Methodology & Epistemology
Postulates, not prophecies
This page is the test lab. The founding document explains why the discipline exists. Here we show how to stress-test a law without inventing dated event forecasts.
For the full argument, read the founding document. This page stays on method. Founding document →
I do not claim to predict events. I claim to identify the constraints that make some outcomes far more probable than others.
Postulates vs universal truths
We describe how systems tend to behave under stated conditions. When a postulate fails in the field, we document the falsifier and tighten the scope. We do not defend dogma.
Constraints vs event predictions
Law 15 is the spine: understand the system well enough to name probable outcomes — not a calendar of press releases from the future. Investors can use that. Prophets get embarrassed.
Descriptive vs normative layers
The 16 postulates describe how economic systems behave. The 7 Laws on /about prescribe how to build a healthy enterprise. Law 16 links both. Mixing them without naming the difference collapses back into opinion.
Falsifiability protocol
Each law page carries signals and kill-switches. A postulate without a falsifier is a story. Stories belong to Level 1. Laws need a way to die.
- Define scope (civilization → individual).
- List measurable signals an operator can track.
- State what observation would kill the postulate.
- Link Level 1 observations as empirical anchors.
- Use the result for a decision — or revise the postulate.
Worked example — Law of Survival on a PME cohort
1. Hypothesis
Companies do not die because a technology appears. They die when their system stops functioning.

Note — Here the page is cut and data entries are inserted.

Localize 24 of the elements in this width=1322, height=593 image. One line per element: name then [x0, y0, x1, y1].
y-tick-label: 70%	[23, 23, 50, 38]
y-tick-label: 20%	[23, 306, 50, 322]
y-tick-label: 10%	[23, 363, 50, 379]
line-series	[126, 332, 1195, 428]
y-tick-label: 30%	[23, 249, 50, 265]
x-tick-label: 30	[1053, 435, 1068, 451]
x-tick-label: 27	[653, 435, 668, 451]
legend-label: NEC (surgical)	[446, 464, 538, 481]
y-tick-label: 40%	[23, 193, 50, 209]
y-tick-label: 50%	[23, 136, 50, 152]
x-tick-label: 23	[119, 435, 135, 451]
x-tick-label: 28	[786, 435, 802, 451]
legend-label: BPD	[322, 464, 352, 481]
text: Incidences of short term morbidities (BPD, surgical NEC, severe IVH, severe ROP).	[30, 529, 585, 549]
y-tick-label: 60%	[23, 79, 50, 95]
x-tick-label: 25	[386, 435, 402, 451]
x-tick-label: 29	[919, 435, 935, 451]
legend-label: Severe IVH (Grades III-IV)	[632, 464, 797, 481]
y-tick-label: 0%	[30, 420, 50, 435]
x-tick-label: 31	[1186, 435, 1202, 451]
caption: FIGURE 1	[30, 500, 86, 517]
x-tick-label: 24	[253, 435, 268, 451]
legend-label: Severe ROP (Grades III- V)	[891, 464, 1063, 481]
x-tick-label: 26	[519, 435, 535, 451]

AI can be the trigger. It is not the cause.
2. Cohort
Take 200 French SMEs (€2–20M revenue) that bought an “AI transformation” package in the last 24 months. Split by founder-absence test pass/fail and Sellability Index band.
3. Metric
Primary: 12-month survival of core operating metrics without founder heroics. Secondary: transferability score delta. Not “AI seats deployed.”
4. Falsifier
If high-dependency firms systematically outperform low-dependency firms after the same AI stack, the survival law is wrong for this scope — or the stack is not what we think.
5. Decision
Capital: fund system capital before automation spend. Operators: refuse AI projects that skip process and delegation. If falsifier hits, rewrite the law — do not defend the deck.
Present — Past — Future
Editorial method used across insights. It keeps noise (Level 1 chatter) from pretending to be law.
THE PRESENT — what is actually happening on the board right now. Numbers, constraints, games being played.
THE PAST — the structure that produced this present. Cycles, selection, persistence. Not nostalgia.
THE FUTURE — probable outcomes under constraints. Not dated prophecies. Direction and types of winners.
Three corpora compared
| Aspect | 16 Postulates | 7 Normative Laws | Observations |
|---|---|---|---|
| Nature | Descriptive — how systems behave | Normative — how to build a healthy system | Empirical — field evidence |
| Level | Macro / meso / systemic dynamics | Micro / enterprise / autonomy | Concrete cases |
| Status | Testable postulates | Construction principles | Facts and analysis |
| Test | Falsifiable on cohorts, markets, cycles | Testable via BE Fit / autonomy metrics | — |
Normative laws live on /about. Law 16 links both layers. Measure health on the operational framework. Country proxies: System Index (illustrative while the pipeline expands).
Test protocol
- Identify which postulate applies to your decision context.
- Check signals — do they line up with the mechanism?
- Hunt falsifier conditions before committing capital.
- Cross-check Level 1 observations for empirical grounding.
- Decide — or revise the postulate. No theatre.